Hunian berimbang adalah kebijakan yang mewajibkan Badan Hukum yang melakukan pembangunan perumahan (“Pengembang Perumahan”) untuk membangun perumahan atau lingkungan hunian dengan komposisi yang berimbang antara rumah sederhana, rumah menengah, dan rumah mewah. Eksistensi kebijakan ini didasari semangat untuk memperluas akses Masyarakat Berpenghasilan Rendah (“MBR”)  untuk dapat memperoleh hunian yang layak dan terjangkau.

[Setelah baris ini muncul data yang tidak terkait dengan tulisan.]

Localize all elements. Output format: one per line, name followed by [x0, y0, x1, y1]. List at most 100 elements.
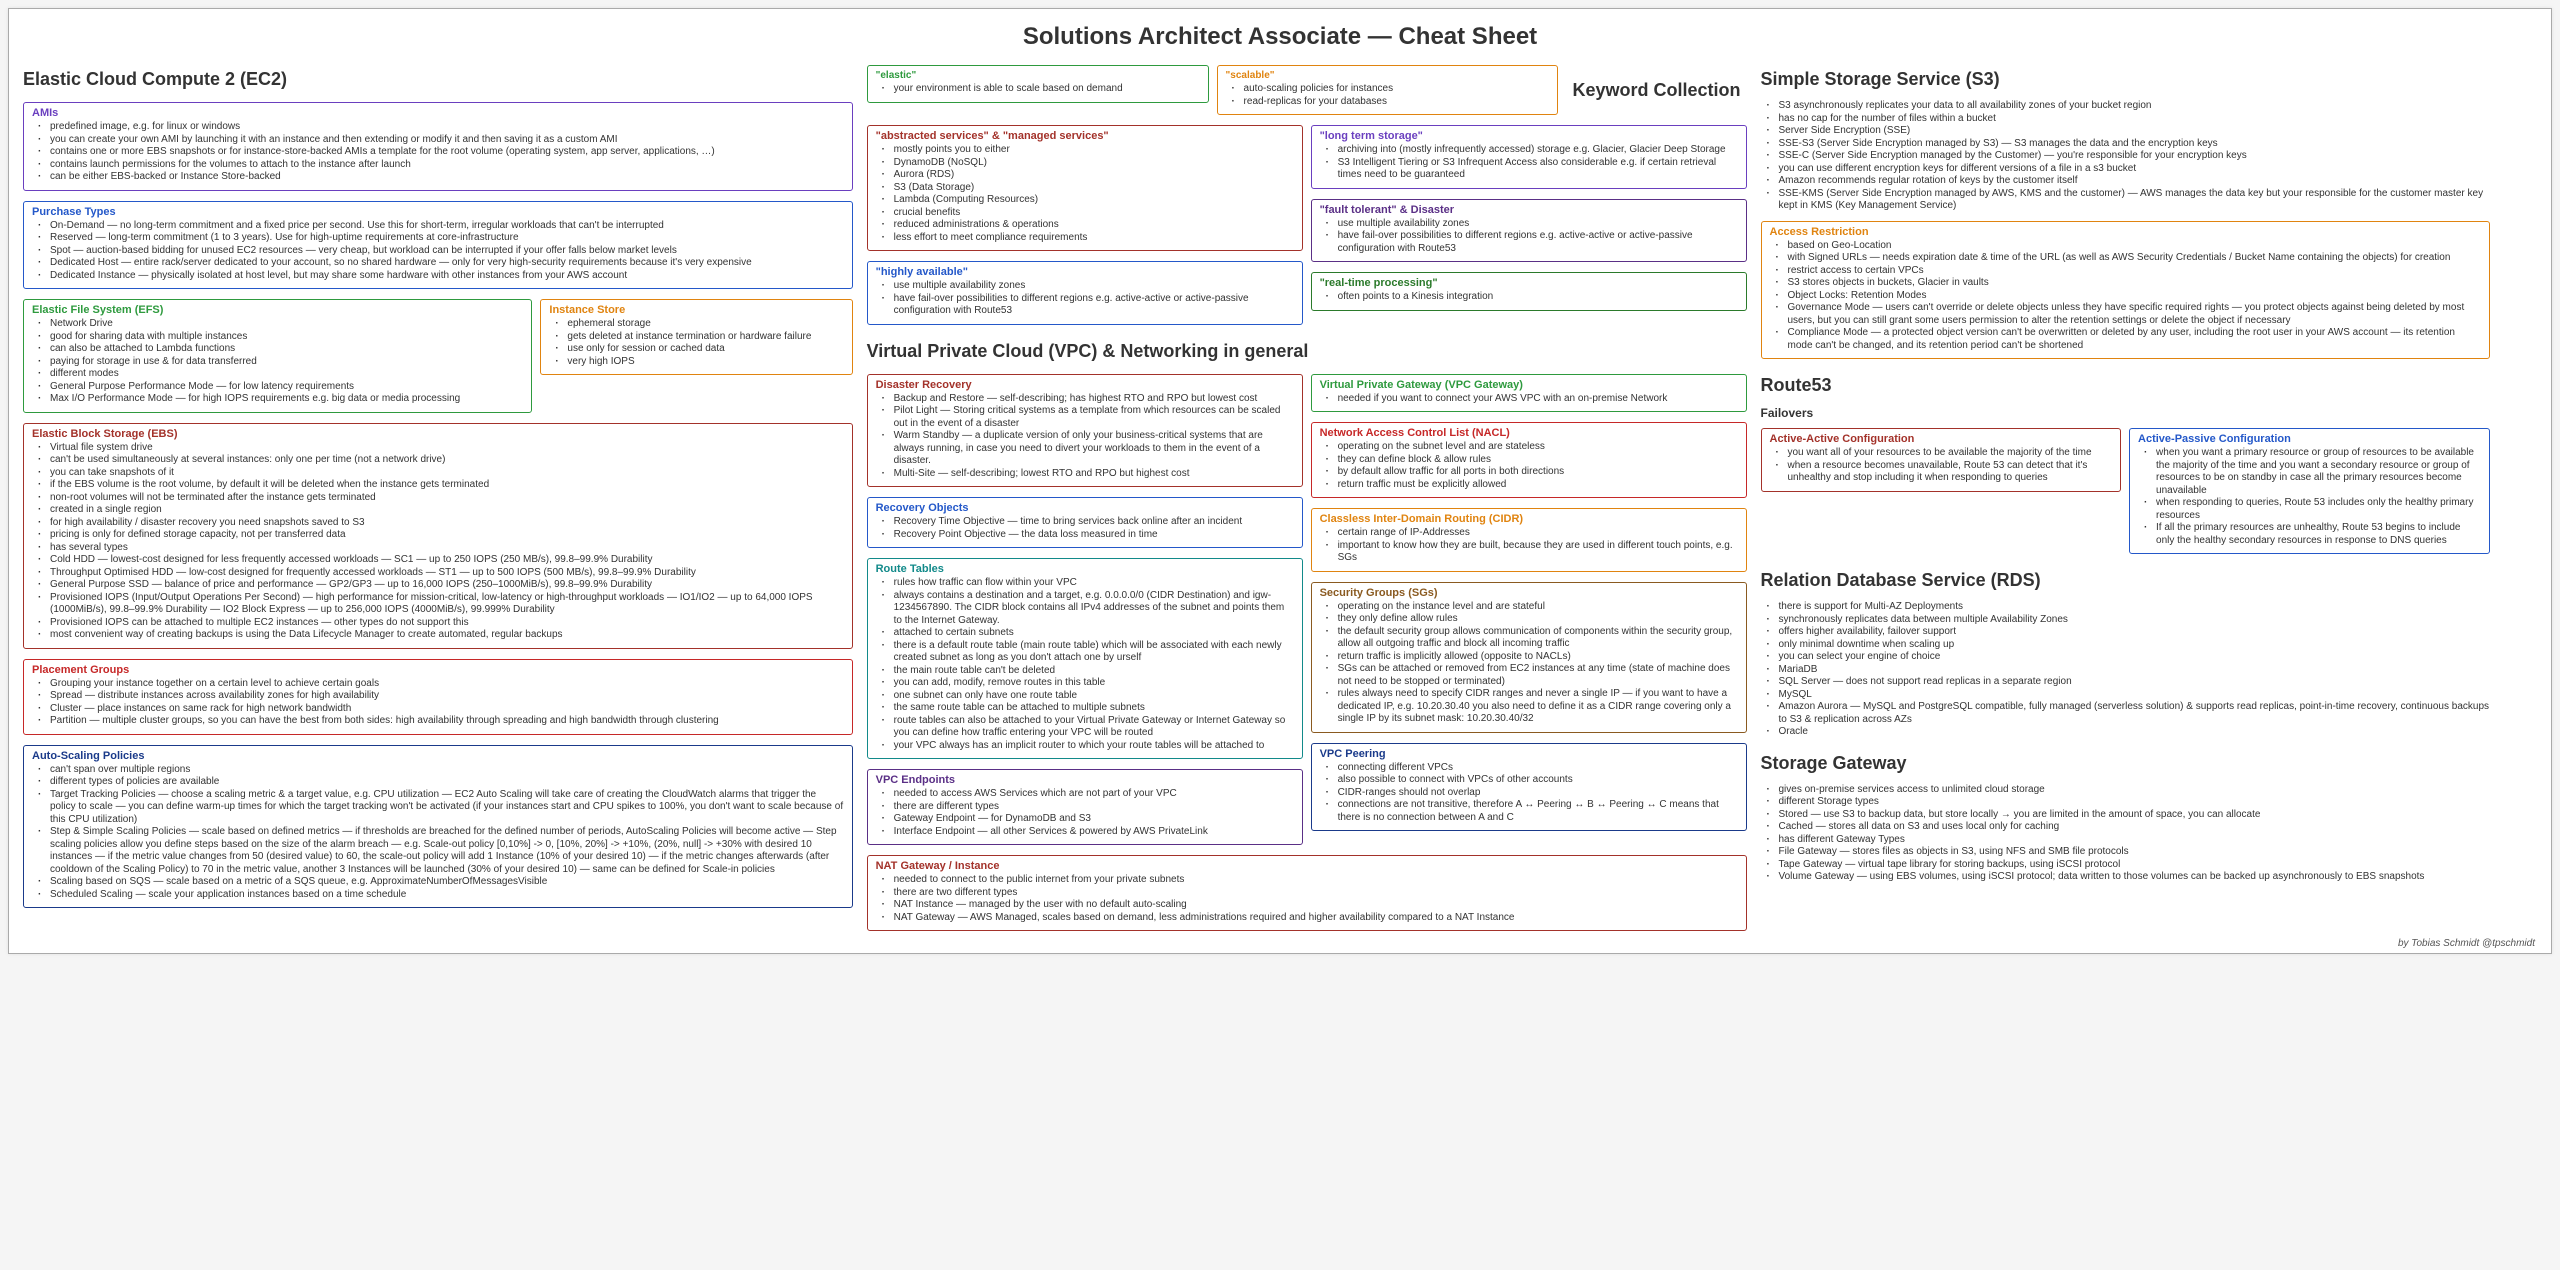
list-item: the same route table can be attached to …	[890, 702, 1294, 715]
list-item: Partition — multiple cluster groups, so …	[46, 715, 844, 728]
list-item: SQL Server — does not support read repli…	[1775, 676, 2490, 689]
list-item: based on Geo-Location	[1784, 240, 2481, 253]
list-item: NAT Gateway — AWS Managed, scales based …	[890, 912, 1738, 925]
list-item: General Purpose SSD — balance of price a…	[46, 579, 844, 592]
list-item: Provisioned IOPS (Input/Output Operation…	[46, 592, 844, 617]
list-item: they can define block & allow rules	[1334, 454, 1738, 467]
list-item: there is support for Multi-AZ Deployment…	[1775, 601, 2490, 614]
list-item: DynamoDB (NoSQL)	[890, 157, 1294, 170]
storage-gateway-list: gives on-premise services access to unli…	[1761, 784, 2490, 884]
list-item: Amazon recommends regular rotation of ke…	[1775, 175, 2490, 188]
list-item: you can create your own AMI by launching…	[46, 134, 844, 147]
list-item: the default security group allows commun…	[1334, 626, 1738, 651]
list-item: Oracle	[1775, 726, 2490, 739]
list-item: very high IOPS	[563, 356, 843, 369]
list-item: Scheduled Scaling — scale your applicati…	[46, 889, 844, 902]
list-item: have fail-over possibilities to differen…	[890, 293, 1294, 318]
list-item: you can use different encryption keys fo…	[1775, 163, 2490, 176]
list-item: needed if you want to connect your AWS V…	[1334, 393, 1738, 406]
list-item: contains launch permissions for the volu…	[46, 159, 844, 172]
list-item: On-Demand — no long-term commitment and …	[46, 220, 844, 233]
list-item: most convenient way of creating backups …	[46, 629, 844, 642]
list-item: archiving into (mostly infrequently acce…	[1334, 144, 1738, 157]
list-item: NAT Instance — managed by the user with …	[890, 899, 1738, 912]
box-vpc-endpoints: VPC Endpoints needed to access AWS Servi…	[867, 769, 1303, 845]
list-item: only minimal downtime when scaling up	[1775, 639, 2490, 652]
list-item: Virtual file system drive	[46, 442, 844, 455]
list-item: Spread — distribute instances across ava…	[46, 690, 844, 703]
list-item: there is a default route table (main rou…	[890, 640, 1294, 665]
list-item: you want all of your resources to be ava…	[1784, 447, 2113, 460]
col-middle: "elastic" your environment is able to sc…	[867, 63, 1747, 933]
list-item: Cluster — place instances on same rack f…	[46, 703, 844, 716]
list-item: predefined image, e.g. for linux or wind…	[46, 121, 844, 134]
list-item: auto-scaling policies for instances	[1240, 83, 1550, 96]
list-item: Lambda (Computing Resources)	[890, 194, 1294, 207]
list-item: Gateway Endpoint — for DynamoDB and S3	[890, 813, 1294, 826]
list-item: contains one or more EBS snapshots or fo…	[46, 146, 844, 159]
list-item: connecting different VPCs	[1334, 762, 1738, 775]
list-item: has different Gateway Types	[1775, 834, 2490, 847]
list-item: rules always need to specify CIDR ranges…	[1334, 688, 1738, 726]
box-kw-fault: "fault tolerant" & Disaster use multiple…	[1311, 199, 1747, 263]
footer-signature: by Tobias Schmidt @tpschmidt	[2398, 938, 2535, 949]
list-item: different Storage types	[1775, 796, 2490, 809]
box-instance-store: Instance Store ephemeral storagegets del…	[540, 299, 852, 375]
box-route-tables: Route Tables rules how traffic can flow …	[867, 558, 1303, 759]
list-item: there are two different types	[890, 887, 1738, 900]
list-item: Cold HDD — lowest-cost designed for less…	[46, 554, 844, 567]
list-item: good for sharing data with multiple inst…	[46, 331, 523, 344]
box-disaster-recovery: Disaster Recovery Backup and Restore — s…	[867, 374, 1303, 488]
list-item: MySQL	[1775, 689, 2490, 702]
list-item: Warm Standby — a duplicate version of on…	[890, 430, 1294, 468]
ec2-heading: Elastic Cloud Compute 2 (EC2)	[23, 69, 853, 90]
s3-heading: Simple Storage Service (S3)	[1761, 69, 2490, 90]
list-item: Grouping your instance together on a cer…	[46, 678, 844, 691]
list-item: your environment is able to scale based …	[890, 83, 1200, 96]
page-title: Solutions Architect Associate — Cheat Sh…	[23, 23, 2537, 51]
box-vpc-peering: VPC Peering connecting different VPCsals…	[1311, 743, 1747, 832]
box-auto-scaling: Auto-Scaling Policies can't span over mu…	[23, 745, 853, 909]
box-kw-ha: "highly available" use multiple availabi…	[867, 261, 1303, 325]
list-item: they only define allow rules	[1334, 613, 1738, 626]
list-item: MariaDB	[1775, 664, 2490, 677]
list-item: can't be used simultaneously at several …	[46, 454, 844, 467]
list-item: when a resource becomes unavailable, Rou…	[1784, 460, 2113, 485]
list-item: Reserved — long-term commitment (1 to 3 …	[46, 232, 844, 245]
list-item: offers higher availability, failover sup…	[1775, 626, 2490, 639]
list-item: there are different types	[890, 801, 1294, 814]
box-kw-realtime: "real-time processing" often points to a…	[1311, 272, 1747, 311]
list-item: Multi-Site — self-describing; lowest RTO…	[890, 468, 1294, 481]
box-kw-elastic: "elastic" your environment is able to sc…	[867, 65, 1209, 103]
rds-list: there is support for Multi-AZ Deployment…	[1761, 601, 2490, 739]
list-item: needed to access AWS Services which are …	[890, 788, 1294, 801]
list-item: CIDR-ranges should not overlap	[1334, 787, 1738, 800]
list-item: different modes	[46, 368, 523, 381]
list-item: less effort to meet compliance requireme…	[890, 232, 1294, 245]
box-nacl: Network Access Control List (NACL) opera…	[1311, 422, 1747, 498]
list-item: restrict access to certain VPCs	[1784, 265, 2481, 278]
route53-heading: Route53	[1761, 375, 2490, 396]
list-item: SSE-C (Server Side Encryption managed by…	[1775, 150, 2490, 163]
box-s3-access: Access Restriction based on Geo-Location…	[1761, 221, 2490, 360]
list-item: SGs can be attached or removed from EC2 …	[1334, 663, 1738, 688]
list-item: can be either EBS-backed or Instance Sto…	[46, 171, 844, 184]
list-item: SSE-S3 (Server Side Encryption managed b…	[1775, 138, 2490, 151]
list-item: created in a single region	[46, 504, 844, 517]
list-item: use multiple availability zones	[1334, 218, 1738, 231]
list-item: you can select your engine of choice	[1775, 651, 2490, 664]
list-item: SSE-KMS (Server Side Encryption managed …	[1775, 188, 2490, 213]
list-item: Dedicated Instance — physically isolated…	[46, 270, 844, 283]
list-item: important to know how they are built, be…	[1334, 540, 1738, 565]
list-item: Network Drive	[46, 318, 523, 331]
cheat-sheet: Solutions Architect Associate — Cheat Sh…	[8, 8, 2552, 954]
list-item: Recovery Point Objective — the data loss…	[890, 529, 1294, 542]
box-amis: AMIs predefined image, e.g. for linux or…	[23, 102, 853, 191]
list-item: use only for session or cached data	[563, 343, 843, 356]
list-item: return traffic is implicitly allowed (op…	[1334, 651, 1738, 664]
list-item: Recovery Time Objective — time to bring …	[890, 516, 1294, 529]
list-item: operating on the instance level and are …	[1334, 601, 1738, 614]
list-item: one subnet can only have one route table	[890, 690, 1294, 703]
box-nat: NAT Gateway / Instance needed to connect…	[867, 855, 1747, 931]
box-ebs: Elastic Block Storage (EBS) Virtual file…	[23, 423, 853, 649]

Kebijakan ini diatur secara rinci melalui Peraturan Pemerintah Nomor 14 Tahun 2016 tentang Penyelenggaraan Perumahan dan Kawasan Permukiman sebagaimana telah diubah dengan Peraturan Pemerintah Nomor 12 Tahun 2021 tentang Perubahan atas Peraturan Pemerintah Nomor 14 Tahun 2016 tentang Penyelenggaraan Perumahan dan Kawasan Permukiman (“PP Perumahan”) yang merupakan peraturan pelaksana dari Undang-Undang Nomor 1 Tahun 2011 tentang Perumahan dan Kawasan Permukiman sebagaimana telah diubah dengan Undang-Undang Nomor 6 Tahun 2023 tentang Cipta Kerja (“UU Perumahan”).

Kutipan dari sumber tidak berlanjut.